A sudden farewell seemed appropriate, in that The Organ’s sound often hinged on the unexpected feelings and emotions that course through our lives. Having lived with the band for all too short a time, their debut (and only) album Grab That Gun seemed wholly unique – a quintet of women playing an organ/guitar led sound that was both?insular and gloomy, Sketch fronting a band of outsiders that seemed burdened by their desires.

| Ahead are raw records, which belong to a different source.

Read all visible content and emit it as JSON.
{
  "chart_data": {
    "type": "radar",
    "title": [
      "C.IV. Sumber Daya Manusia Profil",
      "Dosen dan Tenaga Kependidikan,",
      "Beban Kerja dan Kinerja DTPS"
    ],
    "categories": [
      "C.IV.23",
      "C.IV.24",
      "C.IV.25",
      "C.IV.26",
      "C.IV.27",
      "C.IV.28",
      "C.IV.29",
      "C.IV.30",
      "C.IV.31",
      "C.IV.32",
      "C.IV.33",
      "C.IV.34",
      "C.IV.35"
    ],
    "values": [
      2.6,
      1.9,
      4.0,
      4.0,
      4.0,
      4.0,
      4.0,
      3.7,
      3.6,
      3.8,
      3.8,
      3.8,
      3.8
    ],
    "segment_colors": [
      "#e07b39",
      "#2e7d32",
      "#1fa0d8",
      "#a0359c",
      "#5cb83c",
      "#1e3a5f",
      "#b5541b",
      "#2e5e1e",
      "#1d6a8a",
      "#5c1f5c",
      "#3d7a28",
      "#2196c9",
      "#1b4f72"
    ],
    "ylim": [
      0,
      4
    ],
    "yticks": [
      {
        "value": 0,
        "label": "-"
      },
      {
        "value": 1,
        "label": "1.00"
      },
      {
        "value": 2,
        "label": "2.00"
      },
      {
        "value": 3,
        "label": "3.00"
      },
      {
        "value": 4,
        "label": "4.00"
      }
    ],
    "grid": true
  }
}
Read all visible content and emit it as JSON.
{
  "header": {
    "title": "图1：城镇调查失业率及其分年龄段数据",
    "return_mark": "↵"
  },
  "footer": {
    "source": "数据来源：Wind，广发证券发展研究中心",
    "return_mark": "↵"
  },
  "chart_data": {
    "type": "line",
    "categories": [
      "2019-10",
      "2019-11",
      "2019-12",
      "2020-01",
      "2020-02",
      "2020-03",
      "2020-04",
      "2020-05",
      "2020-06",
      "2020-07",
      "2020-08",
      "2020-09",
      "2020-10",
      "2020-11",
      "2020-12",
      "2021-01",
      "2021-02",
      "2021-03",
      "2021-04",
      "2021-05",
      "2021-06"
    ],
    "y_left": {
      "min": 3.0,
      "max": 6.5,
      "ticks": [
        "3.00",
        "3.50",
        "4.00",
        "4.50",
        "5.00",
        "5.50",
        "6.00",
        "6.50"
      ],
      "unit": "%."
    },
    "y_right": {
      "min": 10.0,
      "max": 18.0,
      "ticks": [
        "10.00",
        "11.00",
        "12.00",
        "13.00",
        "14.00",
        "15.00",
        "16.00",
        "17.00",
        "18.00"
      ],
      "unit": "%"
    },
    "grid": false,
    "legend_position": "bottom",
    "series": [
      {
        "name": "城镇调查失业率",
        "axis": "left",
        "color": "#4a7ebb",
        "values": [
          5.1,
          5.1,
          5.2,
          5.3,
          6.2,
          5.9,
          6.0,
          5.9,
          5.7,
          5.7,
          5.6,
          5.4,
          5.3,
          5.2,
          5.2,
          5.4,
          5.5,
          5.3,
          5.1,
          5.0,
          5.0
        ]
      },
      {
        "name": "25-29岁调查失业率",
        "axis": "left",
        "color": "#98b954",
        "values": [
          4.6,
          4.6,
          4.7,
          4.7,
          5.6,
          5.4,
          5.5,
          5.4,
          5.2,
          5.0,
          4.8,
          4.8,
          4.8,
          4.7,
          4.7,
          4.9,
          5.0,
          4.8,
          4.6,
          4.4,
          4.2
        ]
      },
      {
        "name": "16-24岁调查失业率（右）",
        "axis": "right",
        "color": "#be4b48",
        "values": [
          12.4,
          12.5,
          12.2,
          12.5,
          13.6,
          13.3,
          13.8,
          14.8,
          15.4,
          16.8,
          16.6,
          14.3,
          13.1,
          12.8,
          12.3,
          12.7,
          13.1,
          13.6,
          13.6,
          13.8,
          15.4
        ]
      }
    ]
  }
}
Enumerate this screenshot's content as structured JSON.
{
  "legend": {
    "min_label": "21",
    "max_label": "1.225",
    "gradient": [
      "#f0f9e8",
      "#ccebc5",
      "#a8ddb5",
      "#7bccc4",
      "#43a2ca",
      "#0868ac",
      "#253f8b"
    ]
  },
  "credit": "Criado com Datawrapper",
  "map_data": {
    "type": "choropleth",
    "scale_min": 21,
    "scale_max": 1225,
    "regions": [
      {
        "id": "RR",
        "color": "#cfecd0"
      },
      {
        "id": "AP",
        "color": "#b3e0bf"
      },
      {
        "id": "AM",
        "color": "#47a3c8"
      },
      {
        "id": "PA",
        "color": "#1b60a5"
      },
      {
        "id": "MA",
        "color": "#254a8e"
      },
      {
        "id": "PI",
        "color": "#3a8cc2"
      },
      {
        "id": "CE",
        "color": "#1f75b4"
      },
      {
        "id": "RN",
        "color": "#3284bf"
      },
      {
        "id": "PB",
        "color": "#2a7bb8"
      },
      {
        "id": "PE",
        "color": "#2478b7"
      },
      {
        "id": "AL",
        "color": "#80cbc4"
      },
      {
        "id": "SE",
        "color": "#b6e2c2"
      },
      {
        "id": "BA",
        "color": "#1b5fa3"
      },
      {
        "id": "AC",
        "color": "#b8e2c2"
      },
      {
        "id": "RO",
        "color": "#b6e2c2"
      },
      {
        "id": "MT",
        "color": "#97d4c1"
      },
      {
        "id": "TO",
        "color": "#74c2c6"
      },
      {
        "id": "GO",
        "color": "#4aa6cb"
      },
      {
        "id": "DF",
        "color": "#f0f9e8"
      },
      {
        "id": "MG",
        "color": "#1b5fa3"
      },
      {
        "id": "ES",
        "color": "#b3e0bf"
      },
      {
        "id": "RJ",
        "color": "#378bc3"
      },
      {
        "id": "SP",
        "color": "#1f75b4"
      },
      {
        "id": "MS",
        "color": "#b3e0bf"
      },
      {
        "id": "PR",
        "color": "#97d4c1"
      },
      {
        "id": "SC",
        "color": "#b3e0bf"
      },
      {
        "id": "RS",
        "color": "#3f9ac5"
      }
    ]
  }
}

It’s an odd and rare occasion for a band to go their separate ways and then reunite to tie up loose ends for a posthumous recording. An unworkable situation with inter-band feuding and being unable to sign a label in the States were the seeds that led to their untimely demise. A rumoured release of demos by their record company and with fans clamouring for unreleased material led them back to the studio to finish what they started, and for what began with an EP, its appropriate they end with an EP. Thieves is neither a celebration of the band or a wake for their passing. At best it’s a mixed postscript, a collection of tracks written before the demise, but with the exception of one song, never fully recorded.
“Even in The Night” relies on Sketch’s vocals to feed the track as Jenny Smyth lays down a hymnal organ piece. This is as clear an indication of what the second album could’ve sounded like. There’s a sedate, comforting vibe on hand, Sketch intoning ‘it’s gonna be alright/even in the night” and an absence of guitar until the second half of the track which plays out a gentle repeated coda. “Oh What a Feeling” pales in significance, noticeably uptempo, the instruments fail to find their groove, breaking down in the middle and restarting as a completely different song.
“Let The Bells Ring” was a track which appeared on a 2005 single, and of the six tracks here it’s the weakest offering, playing up to the Smiths comparisons with a “Reel Around The Fountain” drumbeat and sullen lyrics. The interplay between the organ and the guitar was often what made The Organ work, lending to the overall feel of the band, but here it sounds uninspired. “Fire in the Ocean” and “Can You Tell Me One Thing” sound as good as anything from Grab That Gun, both capturing the original spirit of the band, Sketch sounding particularly out of breath on the former as it bristles with urgency.
The final track “Don’t Be Angry” begins like a bedroom demo with Sketch alone on acoustic guitar but as the track progresses, little stabs of organ and electric guitar rise to fill in the empty spaces. Sketch’s aching voice singing “All I want was here, now it’s gone”. Its place at the end is appropriate and is unlike anything they’ve recorded. Lyrically it could be interpreted as Sketch saying goodbye and moving on. It’s hauntingly beautiful and sincerely sad. A fitting farewell.